UPDATE: I mucked around with the network interfaces on the test VM on xen2. Swapped the interfaces and which network they're on. Now the VLAN network that wasn't able to communicate works without issue. And another network that had no issue before is having the problem.. This is very weird..

 

--Marcus



Alan Lantz Members

Alan Lantz
  • 6,989 posts

Posted 21 April 2017 - 01:57 AM

Some sort of looping going on? Since its hopping around that is what it sounds like.

 

--Alan--



Marcus Peterson Members

Marcus Peterson
  • 8 posts

Posted 24 April 2017 - 06:47 PM

Hello Alan,

 

Thank you for your response.

 

What do you mean by looping?
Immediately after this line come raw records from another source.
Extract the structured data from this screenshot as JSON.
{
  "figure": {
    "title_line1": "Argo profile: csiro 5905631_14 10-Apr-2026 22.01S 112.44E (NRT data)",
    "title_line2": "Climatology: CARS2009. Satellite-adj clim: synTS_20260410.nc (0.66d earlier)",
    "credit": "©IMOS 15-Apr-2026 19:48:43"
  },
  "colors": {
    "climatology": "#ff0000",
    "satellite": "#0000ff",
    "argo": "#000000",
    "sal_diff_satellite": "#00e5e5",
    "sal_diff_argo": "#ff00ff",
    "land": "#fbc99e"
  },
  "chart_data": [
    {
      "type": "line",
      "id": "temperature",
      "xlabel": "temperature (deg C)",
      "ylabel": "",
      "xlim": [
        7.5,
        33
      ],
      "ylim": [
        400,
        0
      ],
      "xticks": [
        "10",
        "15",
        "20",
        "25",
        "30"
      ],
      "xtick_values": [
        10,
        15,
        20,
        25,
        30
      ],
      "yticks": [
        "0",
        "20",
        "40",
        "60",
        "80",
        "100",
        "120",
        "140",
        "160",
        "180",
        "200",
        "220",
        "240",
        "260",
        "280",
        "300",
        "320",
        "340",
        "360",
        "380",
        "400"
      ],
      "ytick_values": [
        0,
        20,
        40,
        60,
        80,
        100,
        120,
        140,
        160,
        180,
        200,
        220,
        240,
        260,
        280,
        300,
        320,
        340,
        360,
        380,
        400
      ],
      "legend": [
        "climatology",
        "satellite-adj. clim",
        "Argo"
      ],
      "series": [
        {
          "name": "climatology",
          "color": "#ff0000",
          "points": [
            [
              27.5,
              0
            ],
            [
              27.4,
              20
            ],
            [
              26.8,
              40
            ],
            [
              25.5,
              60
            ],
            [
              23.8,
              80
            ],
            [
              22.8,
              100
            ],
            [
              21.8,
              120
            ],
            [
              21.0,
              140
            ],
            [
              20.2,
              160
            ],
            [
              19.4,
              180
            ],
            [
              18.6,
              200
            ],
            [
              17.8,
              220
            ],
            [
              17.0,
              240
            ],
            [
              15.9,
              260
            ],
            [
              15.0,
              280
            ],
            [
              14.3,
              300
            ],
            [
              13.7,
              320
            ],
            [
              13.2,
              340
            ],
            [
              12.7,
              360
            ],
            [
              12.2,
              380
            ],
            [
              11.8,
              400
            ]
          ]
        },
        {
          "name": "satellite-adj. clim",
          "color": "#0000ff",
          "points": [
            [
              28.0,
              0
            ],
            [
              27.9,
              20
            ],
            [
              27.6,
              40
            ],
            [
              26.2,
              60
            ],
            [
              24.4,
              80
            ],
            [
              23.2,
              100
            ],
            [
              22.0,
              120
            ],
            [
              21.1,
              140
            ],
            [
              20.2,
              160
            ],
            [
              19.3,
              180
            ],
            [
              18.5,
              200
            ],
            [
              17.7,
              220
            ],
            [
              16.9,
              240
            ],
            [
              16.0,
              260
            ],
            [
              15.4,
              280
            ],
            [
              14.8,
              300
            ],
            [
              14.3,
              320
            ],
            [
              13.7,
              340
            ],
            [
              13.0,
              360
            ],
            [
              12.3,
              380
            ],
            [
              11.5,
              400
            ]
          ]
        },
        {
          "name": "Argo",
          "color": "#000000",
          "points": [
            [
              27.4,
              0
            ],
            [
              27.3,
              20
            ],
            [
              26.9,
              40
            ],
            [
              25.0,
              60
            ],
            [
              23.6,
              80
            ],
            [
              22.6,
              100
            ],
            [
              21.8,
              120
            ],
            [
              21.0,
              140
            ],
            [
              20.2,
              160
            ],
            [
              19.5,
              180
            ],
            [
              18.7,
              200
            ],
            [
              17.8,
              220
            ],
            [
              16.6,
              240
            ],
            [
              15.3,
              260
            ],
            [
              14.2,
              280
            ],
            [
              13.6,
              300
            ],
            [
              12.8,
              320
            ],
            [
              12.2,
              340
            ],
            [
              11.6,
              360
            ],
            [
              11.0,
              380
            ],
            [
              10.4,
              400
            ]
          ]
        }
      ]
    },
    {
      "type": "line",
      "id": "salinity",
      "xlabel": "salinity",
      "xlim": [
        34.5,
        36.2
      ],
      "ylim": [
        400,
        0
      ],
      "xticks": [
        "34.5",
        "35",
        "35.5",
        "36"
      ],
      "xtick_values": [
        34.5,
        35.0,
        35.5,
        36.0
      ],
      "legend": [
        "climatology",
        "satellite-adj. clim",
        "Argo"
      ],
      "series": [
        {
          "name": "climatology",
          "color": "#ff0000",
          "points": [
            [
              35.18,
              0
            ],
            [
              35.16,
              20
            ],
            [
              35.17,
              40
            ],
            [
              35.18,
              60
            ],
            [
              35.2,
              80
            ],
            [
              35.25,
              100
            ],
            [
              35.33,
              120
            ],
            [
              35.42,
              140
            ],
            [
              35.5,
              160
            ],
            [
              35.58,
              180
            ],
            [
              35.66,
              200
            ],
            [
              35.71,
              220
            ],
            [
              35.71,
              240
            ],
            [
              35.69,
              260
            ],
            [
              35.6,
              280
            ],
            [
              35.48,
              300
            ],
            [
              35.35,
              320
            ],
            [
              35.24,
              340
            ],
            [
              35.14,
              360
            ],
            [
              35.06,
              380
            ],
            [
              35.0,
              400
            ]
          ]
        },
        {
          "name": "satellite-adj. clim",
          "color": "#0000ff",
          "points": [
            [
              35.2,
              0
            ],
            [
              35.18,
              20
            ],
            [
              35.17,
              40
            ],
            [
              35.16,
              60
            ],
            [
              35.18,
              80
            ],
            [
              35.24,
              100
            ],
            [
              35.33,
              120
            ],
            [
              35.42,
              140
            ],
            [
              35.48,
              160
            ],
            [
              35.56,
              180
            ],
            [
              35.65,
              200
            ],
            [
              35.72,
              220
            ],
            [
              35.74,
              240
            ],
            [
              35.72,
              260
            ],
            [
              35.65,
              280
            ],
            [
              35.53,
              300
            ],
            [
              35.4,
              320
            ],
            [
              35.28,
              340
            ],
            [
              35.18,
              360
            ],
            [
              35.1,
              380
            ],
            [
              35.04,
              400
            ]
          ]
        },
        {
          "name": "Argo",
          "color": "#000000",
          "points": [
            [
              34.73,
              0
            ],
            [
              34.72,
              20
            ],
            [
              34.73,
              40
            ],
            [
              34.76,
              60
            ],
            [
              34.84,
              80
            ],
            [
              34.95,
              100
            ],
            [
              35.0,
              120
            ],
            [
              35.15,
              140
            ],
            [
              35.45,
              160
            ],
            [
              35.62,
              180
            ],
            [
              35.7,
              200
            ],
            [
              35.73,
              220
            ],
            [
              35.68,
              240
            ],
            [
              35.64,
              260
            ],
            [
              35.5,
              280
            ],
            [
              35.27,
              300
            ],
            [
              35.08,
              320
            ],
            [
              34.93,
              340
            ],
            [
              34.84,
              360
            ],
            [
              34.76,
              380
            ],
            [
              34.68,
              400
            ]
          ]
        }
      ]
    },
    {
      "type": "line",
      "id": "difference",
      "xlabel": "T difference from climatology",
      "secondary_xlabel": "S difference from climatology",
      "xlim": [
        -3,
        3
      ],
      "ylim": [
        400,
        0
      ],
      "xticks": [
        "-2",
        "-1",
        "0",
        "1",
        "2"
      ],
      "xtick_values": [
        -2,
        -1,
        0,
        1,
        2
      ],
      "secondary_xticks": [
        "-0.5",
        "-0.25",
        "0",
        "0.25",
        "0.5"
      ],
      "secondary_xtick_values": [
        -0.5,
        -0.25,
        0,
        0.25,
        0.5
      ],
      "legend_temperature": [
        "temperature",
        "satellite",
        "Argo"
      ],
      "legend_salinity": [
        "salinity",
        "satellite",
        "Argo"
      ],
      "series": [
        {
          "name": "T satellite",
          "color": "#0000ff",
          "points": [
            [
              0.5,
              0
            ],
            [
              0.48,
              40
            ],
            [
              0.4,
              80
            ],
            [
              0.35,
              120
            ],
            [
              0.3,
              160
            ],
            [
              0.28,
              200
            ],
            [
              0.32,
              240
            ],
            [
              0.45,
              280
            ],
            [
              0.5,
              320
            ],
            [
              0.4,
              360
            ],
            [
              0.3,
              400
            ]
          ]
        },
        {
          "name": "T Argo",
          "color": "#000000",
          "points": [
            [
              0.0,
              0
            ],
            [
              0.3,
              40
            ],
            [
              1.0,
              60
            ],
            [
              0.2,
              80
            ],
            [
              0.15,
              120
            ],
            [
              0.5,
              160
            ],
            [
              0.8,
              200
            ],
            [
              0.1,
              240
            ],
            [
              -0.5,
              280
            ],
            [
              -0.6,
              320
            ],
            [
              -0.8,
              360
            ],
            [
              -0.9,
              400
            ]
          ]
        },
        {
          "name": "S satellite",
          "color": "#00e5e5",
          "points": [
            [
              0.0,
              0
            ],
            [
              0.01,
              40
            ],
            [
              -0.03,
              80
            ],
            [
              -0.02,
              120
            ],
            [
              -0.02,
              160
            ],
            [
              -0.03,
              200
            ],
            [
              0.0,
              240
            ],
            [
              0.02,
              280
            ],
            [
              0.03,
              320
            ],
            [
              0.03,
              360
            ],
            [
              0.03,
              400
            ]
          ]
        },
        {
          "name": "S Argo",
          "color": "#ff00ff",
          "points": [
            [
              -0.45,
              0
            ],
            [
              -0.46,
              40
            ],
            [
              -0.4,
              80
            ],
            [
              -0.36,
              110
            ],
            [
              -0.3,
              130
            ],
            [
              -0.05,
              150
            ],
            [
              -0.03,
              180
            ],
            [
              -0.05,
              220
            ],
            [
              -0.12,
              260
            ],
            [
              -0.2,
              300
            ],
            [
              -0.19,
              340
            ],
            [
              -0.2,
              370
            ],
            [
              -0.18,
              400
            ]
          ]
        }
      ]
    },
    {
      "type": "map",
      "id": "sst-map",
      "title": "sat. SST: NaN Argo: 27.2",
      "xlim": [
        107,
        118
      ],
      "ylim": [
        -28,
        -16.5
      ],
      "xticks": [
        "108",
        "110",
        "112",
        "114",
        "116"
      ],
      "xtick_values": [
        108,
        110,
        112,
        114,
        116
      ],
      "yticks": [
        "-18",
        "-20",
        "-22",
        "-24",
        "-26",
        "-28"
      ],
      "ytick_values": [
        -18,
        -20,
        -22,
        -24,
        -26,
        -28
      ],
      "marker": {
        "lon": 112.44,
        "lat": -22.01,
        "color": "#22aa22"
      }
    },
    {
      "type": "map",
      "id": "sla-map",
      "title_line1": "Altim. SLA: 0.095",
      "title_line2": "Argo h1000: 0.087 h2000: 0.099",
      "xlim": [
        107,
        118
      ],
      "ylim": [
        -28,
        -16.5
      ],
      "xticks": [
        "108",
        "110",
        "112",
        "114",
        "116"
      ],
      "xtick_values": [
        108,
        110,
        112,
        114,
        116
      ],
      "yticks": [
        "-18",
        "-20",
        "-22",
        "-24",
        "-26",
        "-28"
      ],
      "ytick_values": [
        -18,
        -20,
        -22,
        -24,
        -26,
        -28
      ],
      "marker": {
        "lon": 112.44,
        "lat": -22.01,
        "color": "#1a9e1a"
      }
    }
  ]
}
Do you mean loops in my switch configuration between the servers?

 

I look forward to your response.

 

Thanks,

--Marcus



Alan Lantz Members

Alan Lantz
  • 6,989 posts

Posted 24 April 2017 - 06:55 PM

When I posted that I was thinking of some type of VLAN looping so the VLAN was getting shut down since it appears to be only one VLAN having the issue.

 

--Alan--



Marcus Peterson Members

Marcus Peterson
  • 8 posts

Posted 24 April 2017 - 07:00 PM

I see. I will need to look into that. Any tips on troubleshooting that?

 

I just noticed this:

 

Start a test VM on xen2 and verify the network problem is happening. Migrate the VM to xen1, ARP entries look good and can ping gateways without issue on both interfaces. Migrate the test VM back to xen2 and the issue is resolved as the ARP entries are still current.

 

Any thoughts on this? I am concerned about this issue.

 

Thanks again,

--Marcus



Marcus Peterson Members

Marcus Peterson
  • 8 posts

Posted 25 April 2017 - 06:16 PM

I'm really at a loss here. The only thing I can think to try would be to power cycle the xen pool. Does anyone have any idea what may be causing this issue? I am skeptical about the idea that this is related to VLAN looping however I am open to testing it.

 

Can someone please assist me with this?

 

Thanks,

--Marcus



Marcus Peterson Members

Marcus Peterson
  • 8 posts

Posted 25 April 2017 - 06:33 PM

I found the following documentation: https://support.citrix.com/article/CTX132559

 

According to this document for an active-active xenserver configuration it requires stacked switches. My switch configuration is not stacked. I have two daisy-chained L2 switches. With that being said I now understand that an active-active configuration will not work properly. Is this why I am having this issue?

 

My question now is will an active-standby configuration work properly with my switch configuration?

 

Outside of the communication issue between VMs across hypervisors everything works fine.

 

I look forward to your response.

 

Thanks,

--Marcus



Alan Lantz Members

Alan Lantz
  • 6,989 posts

Posted 25 April 2017 - 11:54 PM

active/active can be tricky and usually active/passive works with better results in that case. That being said there are reports that XenServer 7 with certain nics actually work better in active/active than active/passive. I discounted that earlier due to the fact that I understood that it was only one vlan that had issues and other vlans worked fine. I would expect all vlans to have issues if it was active/active or active/passive issue.

 

--Alan--



Marcus Peterson Members
  • #10

Marcus Peterson
  • 8 posts

Posted 26 April 2017 - 06:46 PM

Hello Alan,

 

Thank you for your thoughtful response. To clarify are you saying that this issue is related to my xen pool being active/passive? Or do you think something else is going on here?

 

Thanks again,

--Marcus



Alan Lantz Members
  • #11

Alan Lantz
  • 6,989 posts

Posted 26 April 2017 - 07:34 PM

Could very well be the mode, you can switch it to see if it makes any difference.

 

--Alan--